Kasonde stated that LAZ had since engaged the Ministry of Justice to correct the omission which occurred at the printing stage of the SI.

She stated that legal practitioners and members of the public would also note that other Statutory Instruments that were published on the same day as the SI number 6 of 2017, that is SI number 5 of 2017, the Supreme Court (amendment) Rules, 2017 and SI number 7 of 2017, the legal practitioners (conveyancing and non-contentious matters) Order bear the words ‘Fee Unit’ below the words ‘applicable scale’ and under the words ‘maximum fees’ and ‘maximum fee’ wherever they appear.

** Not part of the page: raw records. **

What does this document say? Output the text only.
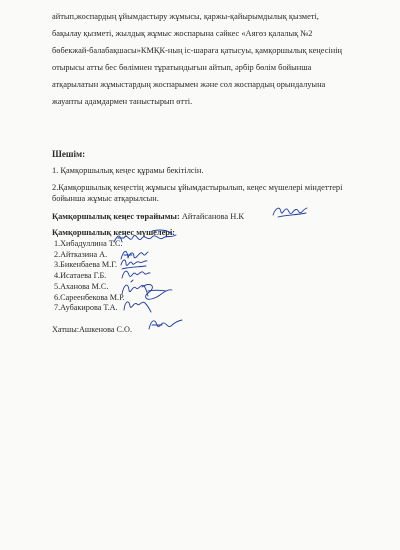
айтып,жоспардың ұйымдастыру жұмысы, қаржы-қайырымдылық қызметі,
бақылау қызметі, жылдық жұмыс жоспарына сәйкес «Аягөз қалалық №2
бөбекжай-балабақшасы»КМҚК-ның іс-шараға қатысуы, қамқоршылық кеңесінің
отырысы атты бес бөлімнен тұратындығын айтып, әрбір бөлім бойынша
атқарылатын жұмыстардың жоспарымен және сол жоспардың орындалуына
жауапты адамдармен таныстырып өтті.
Шешім:
1. Қамқоршылық кеңес құрамы бекітілсін.
2.Қамқоршылық кеңестің жұмысы ұйымдастырылып, кеңес мүшелері міндеттері
бойынша жұмыс атқарылсын.
Қамқоршылық кеңес төрайымы: Айтайсанова Н.К
Қамқоршылық кеңес мүшелері:
1.Хибадуллина Т.С.
2.Айтказина А.
3.Бикенбаева М.Г.
4.Исатаева Г.Б.
5.Аханова М.С.
6.Сареенбекова М.Р.
7.Аубакирова Т.А.
Хатшы:Ашкенова С.О.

“The same is also true for the legal practitioners (High Court) (fixed costs) order, SI number 97 of 2016. It was also the intention of LAZ Council and indeed the remuneration committee, which deliberated on all the said statutory instruments before they were issued that the fees expressed in the SI number 6 of 2017 should be calculated in fee units but the words ‘Fee Unit’ were inadvertently omitted on the pages referred to above,” Kasonde stated. “In the light of the foregoing, all legal practitioners and indeed the members of the public are advised that in order to calculate the monetary value of the fees expressed in the SI or indeed any SI where the figures of fees are expressed in fee units, the fee must be multiplied by the current fee unit which is K0.30 as stipulated in the fees and fines ( Fee and Penalty Unit Value) (Amendment) Regulations, 2015, SI 41 of 2015, when computing the fees applicable to their bands or years of standing at the bar. For instance, for any matter where the State Counsel is entitled to a charge of maximum fee of 6,661 per hour, the actual amount in Zambia Kwacha would be K1,998.30 per hour (that is 6,661 multiply by 0.30n)”

She stated that for any matter where a legal practitioner of less than five years was entitled to a maximum fee of 1,481 per hour, the actual amount in Zambian Kwacha was only K444.30 per hour and not K1,481.00.

Kasonde stated that part of the rationale for expressing amounts of fees in terms of fee units to calculate the monetary value of the fees was to ensure that any future adjustments to the fees charged by legal practitioners was aligned to any adjustment to a fee unit as prescribed in the Fees and Fines Act Chapter 45 of the Laws of Zambia and the regulations made thereunder.

“Members of the public may wish to know that the SI was formulated by the Remuneration Committee of LAZ in consultation with the Ministry of Justice’s Legislative Drafting department and the office of the Attorney General for over five years in order to ensure that interests of the public are taken into account when adjusting the fees. It is also worth noting that the last time fees for legal practitioners were adjusted upwards was in the year 2001,” stated Kasonde, adding that LAZ was committed to ensure that members of the public access affordable justice and the association would continued to do so on a pro bono basis through the National Legal Aid Clinic for women in collaboration with the Legal Aid Department.